My Journey: Through a Layoff

I went to Braum’s for milk and eggs and cried over the receipt in the car because the total was more than I expected—eggs had gone up. A dozen eggs was now more than a gallon of milk and I hadn’t noticed before.

by Bethany Proffitt

My husband sells big equipment to oil refineries. He is good at his job and enjoys what he does. I have struggled in my role as his supporter because he is more successful than I ever dreamed and we are living a very good life. I am thankful to him and for him. However, I often wish that he could be home more or that he could slow down a bit.

Over the past year, he started to check the price of oil more and more frequently and often gave me an update at dinner. I wished that the price of oil didn’t matter to us, but it did. The farther it fell, the less likely he was to sell equipment to refineries. I tried not to care.

One night in the summer, he held my waist, but he was holding on to me, not holding me.

He said with a catch in his voice that oil had closed at some scary low number that I can’t remember now. It was real. It couldn’t be ignored any longer.

There was talk at work. Managers were meeting behind closed doors. There was a furlough. One week of unpaid vacation in July. He knew that it was a bandaid. His company was in trouble. By August he was fully expecting to be asked to move to Houston because that was the writing he was seeing on the wall. He began to look for a new job because we weren’t willing to move. One morning, I received a text. “Laid off” it read. I called him. No answer. A few minutes later he called. He was in the car, headed home at 9:30 on a Monday morning. When I saw the box of his office belongings and him standing there at our house, dressed for work, in the middle of the day, my mind flashed to The Company Men, a movie I had recently watched starring Ben Affleck which chronicles a year in the life of three men as they are laid off when their big company is forced to downsize. Ben Affleck’s character, was unemployed for nearly a year and his family slowly and painfully lost their belongings, cars, and home. I was terrified to think how easily that could be us.

It was going to be alright, I thought; he was already looking for another job. But what if it wasn’t?

Our savings account was not at the level that we normally are careful to maintain, we had become too comfortable. We had more than we needed but were scared to think we could actually lose everything. I told myself that even if we did lose everything, we would still have each other and that we would be ok, even in a worst case scenario.

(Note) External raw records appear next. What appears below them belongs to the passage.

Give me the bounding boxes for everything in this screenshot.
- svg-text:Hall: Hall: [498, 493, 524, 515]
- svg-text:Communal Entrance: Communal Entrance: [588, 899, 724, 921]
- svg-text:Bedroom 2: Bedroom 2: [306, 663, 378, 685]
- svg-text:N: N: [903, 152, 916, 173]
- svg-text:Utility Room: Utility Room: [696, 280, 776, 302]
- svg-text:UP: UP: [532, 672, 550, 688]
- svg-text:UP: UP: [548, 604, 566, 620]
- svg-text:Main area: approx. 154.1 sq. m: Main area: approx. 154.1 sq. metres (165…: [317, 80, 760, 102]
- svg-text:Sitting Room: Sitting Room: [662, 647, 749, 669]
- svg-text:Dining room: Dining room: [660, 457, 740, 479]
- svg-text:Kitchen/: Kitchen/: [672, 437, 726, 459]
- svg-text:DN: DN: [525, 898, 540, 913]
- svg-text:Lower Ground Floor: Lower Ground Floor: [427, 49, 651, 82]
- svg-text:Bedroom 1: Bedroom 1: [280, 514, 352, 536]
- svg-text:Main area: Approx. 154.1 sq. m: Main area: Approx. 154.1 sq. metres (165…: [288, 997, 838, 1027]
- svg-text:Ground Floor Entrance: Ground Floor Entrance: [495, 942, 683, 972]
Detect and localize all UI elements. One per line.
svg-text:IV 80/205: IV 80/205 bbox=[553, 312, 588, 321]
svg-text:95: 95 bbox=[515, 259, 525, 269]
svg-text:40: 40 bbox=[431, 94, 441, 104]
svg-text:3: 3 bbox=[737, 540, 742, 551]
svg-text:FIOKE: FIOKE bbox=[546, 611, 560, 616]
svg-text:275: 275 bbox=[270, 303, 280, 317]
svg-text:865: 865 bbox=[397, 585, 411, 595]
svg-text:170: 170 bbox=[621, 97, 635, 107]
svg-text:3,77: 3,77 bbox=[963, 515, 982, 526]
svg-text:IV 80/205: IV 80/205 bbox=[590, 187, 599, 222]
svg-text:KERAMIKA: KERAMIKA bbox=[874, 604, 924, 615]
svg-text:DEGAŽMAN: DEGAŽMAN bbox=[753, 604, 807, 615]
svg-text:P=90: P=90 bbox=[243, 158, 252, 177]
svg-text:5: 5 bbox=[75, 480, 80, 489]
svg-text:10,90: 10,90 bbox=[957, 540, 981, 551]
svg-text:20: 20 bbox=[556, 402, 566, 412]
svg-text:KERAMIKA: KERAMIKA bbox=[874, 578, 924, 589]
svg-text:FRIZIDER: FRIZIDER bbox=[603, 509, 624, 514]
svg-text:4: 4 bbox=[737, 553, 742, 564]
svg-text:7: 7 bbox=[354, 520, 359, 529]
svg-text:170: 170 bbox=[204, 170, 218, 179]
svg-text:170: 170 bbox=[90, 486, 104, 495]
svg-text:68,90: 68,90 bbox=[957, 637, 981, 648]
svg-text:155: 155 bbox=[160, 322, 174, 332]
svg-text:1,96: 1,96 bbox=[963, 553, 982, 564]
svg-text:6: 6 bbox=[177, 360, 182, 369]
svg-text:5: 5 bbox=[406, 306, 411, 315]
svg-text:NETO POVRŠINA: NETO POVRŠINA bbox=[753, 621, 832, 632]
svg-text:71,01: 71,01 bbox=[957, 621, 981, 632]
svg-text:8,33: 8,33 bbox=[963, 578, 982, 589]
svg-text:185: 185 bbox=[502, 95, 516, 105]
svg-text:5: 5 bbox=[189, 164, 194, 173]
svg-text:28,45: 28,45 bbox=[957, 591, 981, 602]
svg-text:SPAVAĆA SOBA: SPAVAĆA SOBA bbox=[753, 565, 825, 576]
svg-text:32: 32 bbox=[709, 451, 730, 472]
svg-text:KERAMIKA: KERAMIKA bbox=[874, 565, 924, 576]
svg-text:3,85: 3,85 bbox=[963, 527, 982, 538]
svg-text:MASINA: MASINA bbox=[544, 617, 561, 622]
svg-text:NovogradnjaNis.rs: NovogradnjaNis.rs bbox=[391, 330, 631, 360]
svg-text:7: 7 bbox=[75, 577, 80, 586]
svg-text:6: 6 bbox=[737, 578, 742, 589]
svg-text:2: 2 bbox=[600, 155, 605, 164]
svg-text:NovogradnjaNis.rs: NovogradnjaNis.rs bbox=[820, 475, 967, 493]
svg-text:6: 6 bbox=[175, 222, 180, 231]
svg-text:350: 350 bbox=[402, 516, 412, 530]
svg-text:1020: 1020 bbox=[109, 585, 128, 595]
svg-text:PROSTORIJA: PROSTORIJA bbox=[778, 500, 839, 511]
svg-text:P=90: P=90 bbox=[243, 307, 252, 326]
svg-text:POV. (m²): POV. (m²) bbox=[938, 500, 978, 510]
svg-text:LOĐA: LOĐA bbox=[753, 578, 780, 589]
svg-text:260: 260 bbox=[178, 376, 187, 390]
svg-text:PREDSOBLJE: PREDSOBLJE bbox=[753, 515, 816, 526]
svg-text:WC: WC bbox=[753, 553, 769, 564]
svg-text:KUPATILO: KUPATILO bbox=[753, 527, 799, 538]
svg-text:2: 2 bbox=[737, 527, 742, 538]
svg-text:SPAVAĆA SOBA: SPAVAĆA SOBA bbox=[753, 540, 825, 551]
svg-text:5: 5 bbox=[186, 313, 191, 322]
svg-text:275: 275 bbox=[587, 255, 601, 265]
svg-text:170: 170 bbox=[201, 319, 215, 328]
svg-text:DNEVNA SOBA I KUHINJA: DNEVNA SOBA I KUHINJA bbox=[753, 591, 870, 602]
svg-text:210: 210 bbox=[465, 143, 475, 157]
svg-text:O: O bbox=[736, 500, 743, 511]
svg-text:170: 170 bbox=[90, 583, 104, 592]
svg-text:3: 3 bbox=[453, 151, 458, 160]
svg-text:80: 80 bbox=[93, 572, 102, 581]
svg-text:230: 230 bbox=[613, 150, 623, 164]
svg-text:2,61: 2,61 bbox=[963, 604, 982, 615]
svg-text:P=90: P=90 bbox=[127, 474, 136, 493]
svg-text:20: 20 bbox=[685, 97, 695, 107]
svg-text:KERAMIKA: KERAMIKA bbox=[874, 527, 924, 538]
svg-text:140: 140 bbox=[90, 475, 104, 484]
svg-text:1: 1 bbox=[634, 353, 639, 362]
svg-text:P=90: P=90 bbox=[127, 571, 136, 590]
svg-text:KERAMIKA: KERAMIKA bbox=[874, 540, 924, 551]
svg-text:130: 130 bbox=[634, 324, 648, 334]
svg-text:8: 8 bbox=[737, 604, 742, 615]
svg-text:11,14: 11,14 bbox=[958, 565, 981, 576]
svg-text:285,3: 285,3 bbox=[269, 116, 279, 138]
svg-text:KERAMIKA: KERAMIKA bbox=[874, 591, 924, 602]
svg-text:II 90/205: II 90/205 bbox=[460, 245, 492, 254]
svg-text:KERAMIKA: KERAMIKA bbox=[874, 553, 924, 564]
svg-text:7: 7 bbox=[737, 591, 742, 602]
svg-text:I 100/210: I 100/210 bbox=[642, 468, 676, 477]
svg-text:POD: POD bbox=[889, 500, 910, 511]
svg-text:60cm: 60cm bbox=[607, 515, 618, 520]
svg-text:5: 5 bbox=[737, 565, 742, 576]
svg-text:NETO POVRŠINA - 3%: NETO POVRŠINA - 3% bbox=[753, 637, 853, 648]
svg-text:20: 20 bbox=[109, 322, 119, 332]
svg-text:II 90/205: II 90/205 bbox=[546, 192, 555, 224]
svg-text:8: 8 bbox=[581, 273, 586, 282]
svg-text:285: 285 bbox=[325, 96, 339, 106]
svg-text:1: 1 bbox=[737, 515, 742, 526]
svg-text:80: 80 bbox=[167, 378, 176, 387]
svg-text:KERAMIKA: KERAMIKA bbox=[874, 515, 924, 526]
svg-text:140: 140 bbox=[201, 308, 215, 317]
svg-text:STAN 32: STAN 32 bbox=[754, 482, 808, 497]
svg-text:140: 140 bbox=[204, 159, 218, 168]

The next two days we controlled our fear with reason. He would find something. We wouldn’t lose everything. It was going to be okay. Things that would have been stressful normally seemed almost catastrophic now. Jury summons awaited him in the mailbox the day he was laid off. The second day, he was showing me jobs he was applying for on his phone, when I dropped it and shattered the screen. All I could say was, “I’m sorry, honey,” as I wept for the first time after the lay-off. I went to Braum’s for milk and eggs and cried over the receipt in the car because the total was more than I expected—eggs had gone up. A dozen eggs was now more than a gallon of milk and I hadn’t noticed before.

On day three, he secured a contract job with hourly pay, working for a former manager who had started a new company. That job was the relief that he and I both needed in order to move from crises management to problem solving. We didn’t have to panic so much. He still needed to find a job, but there would be a paycheck in two weeks. We would be able to pay our bills. It began to look less likely that we would lose everything. More importantly, the feeling of desperation was eliminated, an answer to prayer. He could take a more deliberate and thoughtful approach to his job search now.

A month went by. Most of the opportunities that he found didn’t ultimately pan out, but he did receive a couple of good job offers. Though both were great offers, neither seemed quite right. Then, a dream job was offered. This is how God works sometimes. When Keith was laid off, one of my prayers was that his next job would be the job, not just a job.

My husband thinks of himself last and is so dutiful to our family that he would work in a job that he hated if it meant supporting the family well. But I didn’t want him to have a job he hated. I didn’t want him to even have a good enough job. I wanted him to have a dream job. Six months before all of this, we had a conversation in which I was encouraging Keith to dream about what he would do if he could do anything. It was difficult for him to do at first, but then a dream emerged. He described his dream job to me, and it was everything he loved and none of the things he hates about the types of jobs he has had so far. It also seemed unattainable without significant risk and sacrifice for our family, unless he could work for a particular guy that he knew who was already doing this type of work.

Week four of being laid off, he received a phone call from that particular guy, cautiously offering him a job.  It was exactly the dream job that he had described to me six months earlier. We are praising God for his provision and the exquisite detail in which he not only met our needs, but orchestrated for Keith to have the job that he almost didn’t dare to even dream about a few months ago. I have never felt so cradled in the palm of God’s hand than I have in the last few weeks.